Taming ElastiCache with Auto-discovery at Scale

JunYoung Kwak
Tinder Tech Blog
Published in
10 min readJun 21, 2019

Authors: Will Youngs|Software Engineer — Identity, Andy Phan|Software Engineer — Cloud Infrastructure, Jun-young Kwak|Senior Engineering Manager — Identity

Data Caching at Tinder

Our backend infrastructure at Tinder relies on Redis-based caching to fulfill the requests generated by more than 2 billion uses of the Swipe® feature per day and hosts more than 30 billion matches to 190 countries globally.
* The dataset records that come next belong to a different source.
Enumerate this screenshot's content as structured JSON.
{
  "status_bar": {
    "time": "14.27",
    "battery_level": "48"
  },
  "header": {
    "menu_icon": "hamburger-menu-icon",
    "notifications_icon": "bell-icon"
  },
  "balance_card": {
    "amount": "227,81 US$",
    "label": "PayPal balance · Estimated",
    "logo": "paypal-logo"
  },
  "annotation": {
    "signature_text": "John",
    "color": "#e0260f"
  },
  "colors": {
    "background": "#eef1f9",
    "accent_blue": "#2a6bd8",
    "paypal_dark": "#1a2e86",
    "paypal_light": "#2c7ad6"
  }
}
Most of our data operations are reads, which motivates the general data flow architecture of our backend microservices (see Figure 1).

Figure 1 Cache-aside Approach: A backend service checks for requested data in a Redis cache before falling back to a source-of-truth persistent database store (Dynamo, Postgres, Mongo, etc.) and then upserts the value to Redis on a cache miss.
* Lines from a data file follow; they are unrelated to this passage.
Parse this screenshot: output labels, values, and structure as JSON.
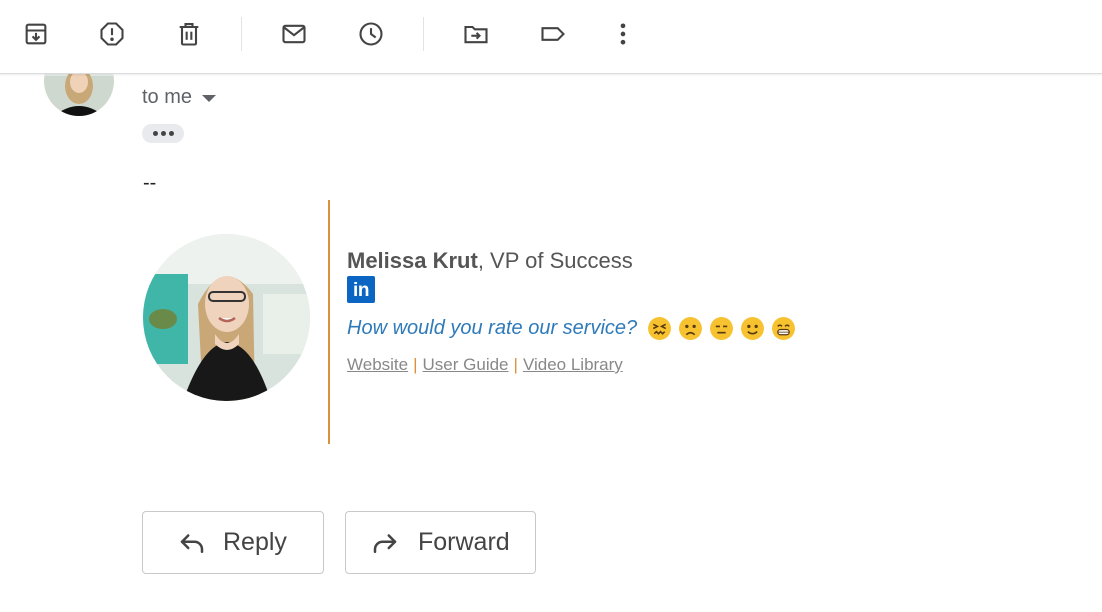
{
  "toolbar": {
    "buttons": [
      {
        "name": "archive",
        "icon": "archive-icon"
      },
      {
        "name": "report-spam",
        "icon": "report-spam-icon"
      },
      {
        "name": "delete",
        "icon": "trash-icon"
      },
      {
        "name": "mark-unread",
        "icon": "mail-icon"
      },
      {
        "name": "snooze",
        "icon": "clock-icon"
      },
      {
        "name": "move-to",
        "icon": "move-to-folder-icon"
      },
      {
        "name": "labels",
        "icon": "label-icon"
      },
      {
        "name": "more",
        "icon": "more-vert-icon"
      }
    ]
  },
  "email": {
    "recipient_text": "to me"
  },
  "signature": {
    "dash": "--",
    "name": "Melissa Krut",
    "title": ", VP of Success",
    "linkedin_label": "in",
    "rating_prompt": "How would you rate our service?",
    "rating_emojis": [
      "very-unhappy-icon",
      "sad-icon",
      "neutral-icon",
      "smile-icon",
      "grin-icon"
    ],
    "links": [
      "Website",
      "User Guide",
      "Video Library"
    ],
    "separator": "|",
    "accent_color": "#d9923a",
    "link_color": "#2f7ab9"
  },
  "actions": {
    "reply_label": "Reply",
    "forward_label": "Forward"
  }
}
In the early days, Tinder ran Redis servers on Amazon Web Service’s (AWS) Elastic Compute Cloud (EC2) instances. Our applications then connected to these nodes via clients which implemented sharding by locally hashing keys to Redis instances (see Figure 2). This solution worked initially, but as Tinder’s popularity and request traffic grew, so did its number of EC2-hosted Redis instances, as well as the administrative overhead of maintaining them. The burden of 1) changing Redis cluster topology (e.g. scaling our clusters), and 2) orchestrating failovers sapped the time and resources of our engineers and led us to look for alternatives.

Figure 2 Sharded Redis Configuration on EC2: We maintained a fixed configuration of Redis topology (including # of shards, # of slaves, instance size), and services accessed the cache data through the sharded Redis client that implemented this configuration.

After exploring options for more scalable data caching, we settled on AWS’s ElastiCache (https://aws.amazon.com/elasticache/). Cluster-enabled Redis (Redis engine version 3.2.10) on ElastiCache allows us to horizontally scale with great ease. To scale up a cluster, all we have to do is to initiate a scaling event from the AWS developer console, and AWS takes care of data replication across any additional nodes as well as shard rebalancing for us.

Finally, AWS handles node maintenance during planned maintenance events with limited downtime and no intervention on our end. Excited to offload the infrastructural burden of Redis maintenance, we began migrating our backend services from EC2-hosted Redis instances to ElastiCache, and all seemed to be well until we noticed issues specific to some of our core Java applications directly downstream of ElastiCache.

Initial Java ElastiCache Client Implementation — Issues and Limitations

We researched ElastiCache extensively during the development of our original Java-based Redis client, however we did not find an AWS recommended Java library for Redis, or a widely adopted online convention for managing connections to cluster-enabled ElastiCache¹. Consequently, our first attempt was somewhat naive and did not take full advantage of the benefits ElastiCache offers.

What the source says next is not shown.